Overmars, Kluivert, Rivaldo insieme nel Barcellona del 2000/01, che comprendeva anche Cocu, Zenden, Frank de Boer e Reiziger Allsport Uk/Getty Images)

L’ampio ventaglio di potenziali evoluzioni della propria carriera non deve far dimenticare di trovarsi di fronte a un ragazzo 21enne che fino alla scorsa stagione, quando la prima squadra dell’Ajax fu affidata a Marcel Keizer, non aveva mai giocato da centrale difensivo, e che nelle giovanili del Willem II aveva agito quasi esclusivamente da numero 10 alle spalle dal tridente. Un giocatore in evoluzione continua, a cui sono bastate poche partite in un ruolo nuovo per saperlo ricoprire in maniere credibile e autorevole. Un elemento naturalmente predisposto alla flessibilità cresciuto in un ambiente dove la polivalenza rappresenta uno dei punti cardine dell’intero impianto formativo. Con l’eccezione di Jurgen Streppel, suo coach nel Willem II, De Jong ha lavorato con allenatori tutti riconducibili, direttamente o indirettamente, alla galassia cruijffiana. Edwin Linssen (che lavorò Jordi Cruijff a Cipro nell’AEK Larnaca) nelle giovanili del Willem II; Andries Ulderink, il citato Keizer e Michael Reiziger in quelle dell’Ajax; Peter Bosz al primo anno con la prima squadra dei lancieri – l’attuale tecnico del Bayer Leverkusen, pur non avendo mai giocato nell’Ajax, è l’allenatore olandese attuale più in linea con i dettami di JC, arrivando a sfiorare la più pura ortodossia; quindi Keizer e Erik ten Hag, quest’ultimo formatosi alla scuola di Guardiola, visto che allenò il Bayern II ai tempi dell’esperienza bavarese del catalano. Un elenco di nomi che rende Barcellona, dove lo attende Valverde, altro tecnico legato a quel microcosmo unico che è la galassia Cruijff. Difficile trovare, per De Jong, una prosecuzione più logica e naturale del proprio percorso professionale.

Il Barcellona è un po’ anche la storia in sintesi dell’Olanda calcistica moderna. Dagli anni ’70 a oggi, quasi ogni ciclo ha visto, prima o poi, un giocatore oranje vestire la maglia blaugrana. L’Olanda del calcio totale ha avuto Cruijff e Neeskens, quella campione d’Europa ’88 Ronald Koeman, mentre la selezione del biennio 1998-2000, quella della doppia semifinale al Mondiale e all’Europeo, Phillip Cocu, Patrick Kluivert, Frank e Ronald de Boer, Boudewijn Zenden, Marc Overmars e Giovanni van Bronckhorst.
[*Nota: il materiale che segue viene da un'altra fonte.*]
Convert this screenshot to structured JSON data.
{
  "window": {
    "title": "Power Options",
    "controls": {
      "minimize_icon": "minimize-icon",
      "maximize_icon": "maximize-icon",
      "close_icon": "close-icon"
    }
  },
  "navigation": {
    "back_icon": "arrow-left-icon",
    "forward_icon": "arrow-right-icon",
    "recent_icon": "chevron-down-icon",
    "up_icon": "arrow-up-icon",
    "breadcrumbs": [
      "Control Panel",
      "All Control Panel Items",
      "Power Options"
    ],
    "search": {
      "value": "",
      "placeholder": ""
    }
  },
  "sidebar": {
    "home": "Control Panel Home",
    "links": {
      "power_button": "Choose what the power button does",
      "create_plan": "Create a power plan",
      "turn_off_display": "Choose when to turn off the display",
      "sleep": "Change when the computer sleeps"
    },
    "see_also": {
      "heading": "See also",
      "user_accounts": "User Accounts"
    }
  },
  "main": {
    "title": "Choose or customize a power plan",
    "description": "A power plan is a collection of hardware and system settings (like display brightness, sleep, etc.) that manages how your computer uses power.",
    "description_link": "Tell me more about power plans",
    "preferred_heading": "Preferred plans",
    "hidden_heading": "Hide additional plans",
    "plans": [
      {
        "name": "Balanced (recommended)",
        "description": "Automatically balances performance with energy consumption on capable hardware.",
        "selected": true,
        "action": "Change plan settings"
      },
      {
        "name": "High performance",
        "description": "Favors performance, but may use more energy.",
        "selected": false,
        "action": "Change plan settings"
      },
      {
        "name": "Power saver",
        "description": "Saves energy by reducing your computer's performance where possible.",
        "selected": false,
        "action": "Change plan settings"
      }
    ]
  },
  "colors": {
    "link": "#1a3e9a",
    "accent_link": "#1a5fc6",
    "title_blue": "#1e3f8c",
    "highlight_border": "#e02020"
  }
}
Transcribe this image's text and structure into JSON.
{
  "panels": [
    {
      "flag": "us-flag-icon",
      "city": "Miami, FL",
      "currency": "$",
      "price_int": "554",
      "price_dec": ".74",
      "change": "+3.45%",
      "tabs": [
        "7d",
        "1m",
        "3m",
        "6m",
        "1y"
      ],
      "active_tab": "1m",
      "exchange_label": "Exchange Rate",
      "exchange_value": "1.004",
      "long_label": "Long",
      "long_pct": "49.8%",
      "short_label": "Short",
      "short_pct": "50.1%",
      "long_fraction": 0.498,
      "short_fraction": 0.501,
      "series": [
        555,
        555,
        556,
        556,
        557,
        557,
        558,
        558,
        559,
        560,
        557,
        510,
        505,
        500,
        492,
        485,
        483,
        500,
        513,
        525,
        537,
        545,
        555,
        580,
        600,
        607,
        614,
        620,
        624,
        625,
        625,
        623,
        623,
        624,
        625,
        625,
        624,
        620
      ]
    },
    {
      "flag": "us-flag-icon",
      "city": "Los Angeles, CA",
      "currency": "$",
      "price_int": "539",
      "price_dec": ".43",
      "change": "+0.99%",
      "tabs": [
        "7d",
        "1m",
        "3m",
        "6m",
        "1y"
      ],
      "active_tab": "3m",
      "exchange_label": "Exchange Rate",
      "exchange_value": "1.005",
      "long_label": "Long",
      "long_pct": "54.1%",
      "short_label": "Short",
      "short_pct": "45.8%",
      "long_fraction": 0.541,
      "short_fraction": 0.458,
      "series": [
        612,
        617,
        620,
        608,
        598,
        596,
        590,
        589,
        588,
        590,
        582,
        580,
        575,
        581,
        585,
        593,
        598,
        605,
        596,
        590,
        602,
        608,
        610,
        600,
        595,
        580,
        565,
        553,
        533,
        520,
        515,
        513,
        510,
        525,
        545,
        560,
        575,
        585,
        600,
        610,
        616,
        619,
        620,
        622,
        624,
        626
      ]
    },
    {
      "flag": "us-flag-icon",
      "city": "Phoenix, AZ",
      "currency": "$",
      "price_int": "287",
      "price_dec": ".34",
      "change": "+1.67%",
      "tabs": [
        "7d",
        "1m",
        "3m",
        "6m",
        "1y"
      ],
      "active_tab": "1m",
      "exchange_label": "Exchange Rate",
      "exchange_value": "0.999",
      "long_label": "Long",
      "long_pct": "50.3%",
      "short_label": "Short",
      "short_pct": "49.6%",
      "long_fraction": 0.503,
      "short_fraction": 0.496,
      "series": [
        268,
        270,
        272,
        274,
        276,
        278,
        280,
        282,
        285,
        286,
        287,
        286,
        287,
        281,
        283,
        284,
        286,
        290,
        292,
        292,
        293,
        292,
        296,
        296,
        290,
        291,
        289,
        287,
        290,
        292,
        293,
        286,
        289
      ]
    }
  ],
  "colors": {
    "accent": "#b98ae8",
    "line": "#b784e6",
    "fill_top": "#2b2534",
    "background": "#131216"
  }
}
Quest’ultimo, assieme a Mark van Bommel, è stato uno dei cardini della squadra di Bert van Marwijck vicecampione del mondo in Sudafrica del 2010. Di fatto, l’ex Milan è stato l’ultimo grande olandese a vestire la maglia del Barca, dal momento che tra lui e De Jong è trascorso un decennio abbondante nel quale sono transitati solo due figure minori: un talento inespresso, e probabilmente sopravvalutato, come Ibrahim Afellay, e un elemento di secondo piano come Jasper Cillessen, definizione quest’ultima da non intendersi come diminutio delle capacità dal portiere oranje, ma proprio della sua collocazione (ovvero una riserva) all’interno del mondo blaugrana.

Sia Afellay che Cillessen possono essere visti come il simbolo di un’Olanda che ha perso la sua centralità, ma anche la sua qualità, nel panorama calcistico internazionale. Un’Olanda che sta faticosamente provando a riemergere dalle macerie delle gestioni Hiddink-Blind-Advocaat, e se l’animo degli oranje attualmente si rispecchia nella forza e nel carattere di Virgil van Dijk, proprio l’irrompere sulla scena di un giocatore come Frenkie de Jong, così tradizionalmente olandese – quantomeno per come l’Olanda calcistica è normalmente percepita, e forse anche un po’ idealizzata, dal mondo pallonaro – rappresenta qualcosa di più della luce in fondo al tunnel. De Jong si è evoluto più in fretta dell’hype che lo ha accompagnato nell’ultimo anno. All’inizio, in patria, era visto come il numero 10 che i tulipani aspettavano per rimpiazzare Sneijder, per un cambio generazionale simboleggiato dai 16 minuti giocati dai due fianco a fianco nell’amichevole dello scorso 6 settembre contro il Perù, l’ultimo gettone di Wes in maglia arancione. Non è così, De Jong è un altro tipo di giocatore. Classicamente moderno, dalla struttura decisa ma dai contorni sfumati, che assomiglia a tanti ma non è la copia di nessuno. Frenkie de Jong è solo Frenkie de Jong.